I still mix it up, finding that if I gift them with a classic dinner on occasion, I have a little more freedom to make tempah and kale meatballs the next night.

This recipe may be reminiscent of food your grandma made, but it meets all my nutritional criteria – Grandma was on to something!  This meal is gluten free, vegetables are incorporated throughout, I use a light portion of quality meat, and it all comes together to create a meal you can make with a busy schedule that doesn’t disappoint even your biggest critics.

Lamb Stuffed Cabbage Rolls

Serves 4-6



1 large head Savoy cabbage, separated into leaves (approx. 10-14 leaves)

4 T. olive oil

1 large white onion (or 2 medium), chopped

1/2 tsp. Herbamare seasoning (or sea salt)

1 large carrot, shredded

1 medium parsnip, shredded

3/4 pound ground organic lamb (could also use organic grass fed beef or organic ground chicken)

3/4 cup basmati rice

Salt and freshly ground black pepper

3 cups crushed tomatoes

1 T. crushed garlic

1 T. smoked paprika  


Bring a large pot of water to boil and salt it. Add the cabbage leaves to the boiling water a few at a time and cook for 30 seconds to one minute, or until they’re just soft enough to bend without snapping. Remove the leaves from the water and transfer to a strainer.  When all are cooked, rinse with cold water. Gently squeeze the leaves to remove most of the excess water and gently pat dry with kitchen towel.

Add 2 T. of olive oil in a large saute pan oven over medium-high heat, add half the chopped onion, carrot, and parsnip, and cook until soft, about 5 minutes.  Season with 1/2 tsp. Herbamare.

Add the lamb and rice to a large mixing bowl uncooked.  Then take the sauteed onion, carrot, and parsnip mix and add to the bowl. Mix with clean hands or large spoon until combined (do not overwork).

Wipe the pan, add 2 tablespoons olive oil and turn the heat to medium-high. When the oil is hot, add the other half of the onion and all of the garlic and cook until softened, stir often to prevent garlic from burning (approx. 2 minutes). Add the crushed tomatoes, smoked paprika, and 1 tsp. salt (or Herbamare seasoning).

Simmer over medium-low heat while you prepare the rolls.

Trim the cabbage leaves, simply cut the a line at the stem end of each leaf. Lay a leaf on a work surface with the wide edge facing you. Put a scoop of the meat/rice/vegetable mixture in the middle of the leaf, fold in the two sides of the leaf and roll it up like a burrito. Repeat with the remaining leaves and filling.

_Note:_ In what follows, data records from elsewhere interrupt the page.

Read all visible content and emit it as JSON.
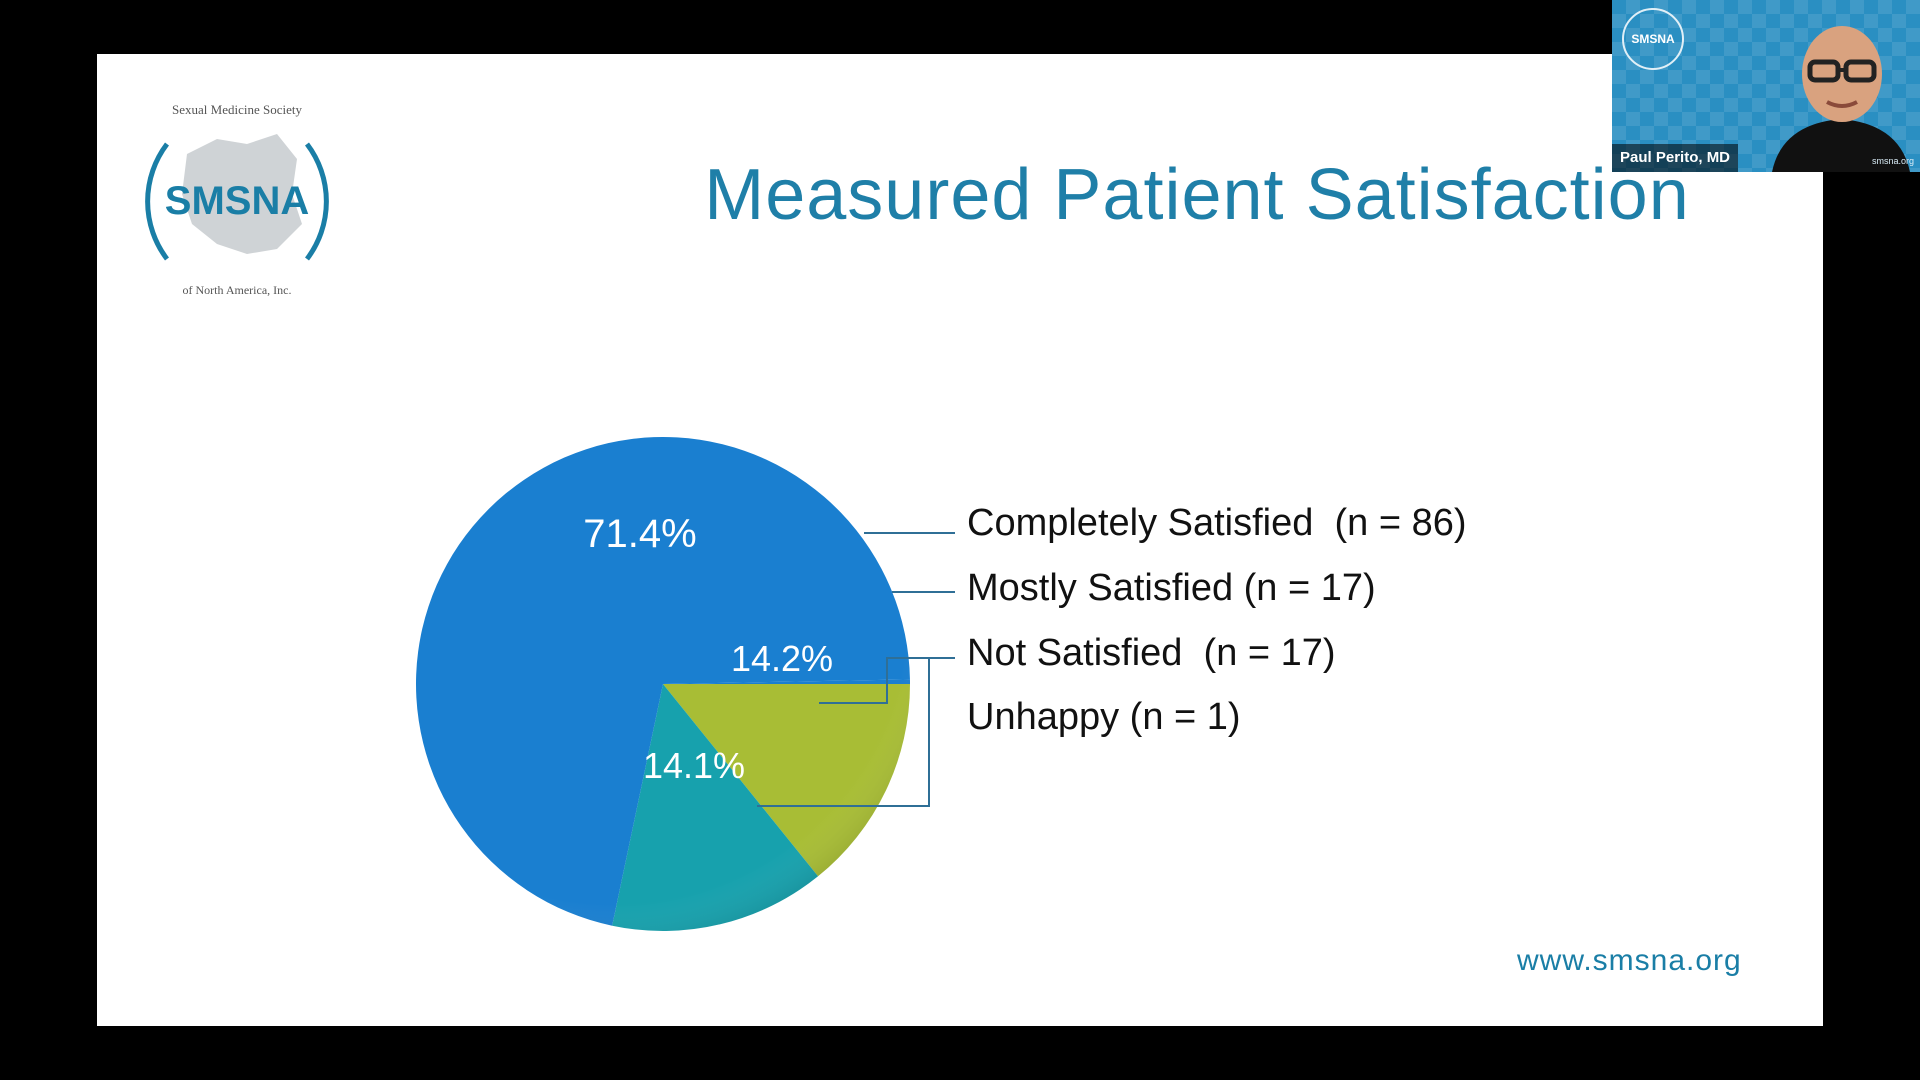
{
  "slide": {
    "title": "Measured Patient Satisfaction",
    "website": "www.smsna.org",
    "logo": {
      "acronym": "SMSNA",
      "arc_top_text": "Sexual Medicine Society",
      "arc_bottom_text": "of North America, Inc."
    }
  },
  "video_tile": {
    "participant_name": "Paul Perito, MD",
    "badge_text": "SMSNA",
    "corner_text": "smsna.org"
  },
  "colors": {
    "title": "#1f7fa8",
    "completely_satisfied": "#1a7fd0",
    "mostly_satisfied": "#a8bd35",
    "not_satisfied": "#17a1ad",
    "leader_lines": "#2f6f96"
  },
  "chart_data": {
    "type": "pie",
    "categories": [
      "Completely Satisfied",
      "Mostly Satisfied",
      "Not Satisfied",
      "Unhappy"
    ],
    "values": [
      71.4,
      14.2,
      14.1,
      0.3
    ],
    "data_labels": [
      "71.4%",
      "14.2%",
      "14.1%",
      ""
    ],
    "legend_entries": [
      "Completely Satisfied  (n = 86)",
      "Mostly Satisfied (n = 17)",
      "Not Satisfied  (n = 17)",
      "Unhappy (n = 1)"
    ],
    "legend_placement": "right"
  }
}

Add the cabbage rolls, seam side down, to the pot of simmering sauce. Cover and cook over medium-low heat, stirring the sauce occasionally and adding a tablespoon or two of water if the sauce becomes too thick, until the meat and rice are both fully cooked (cut into a roll to check; the rice should be tender and the meat no longer pink).

Cook time is approx. 35 minutes. Cut through a cabbage roll to test for doneness, adding lid and cooking for additional 5 minutes if needed.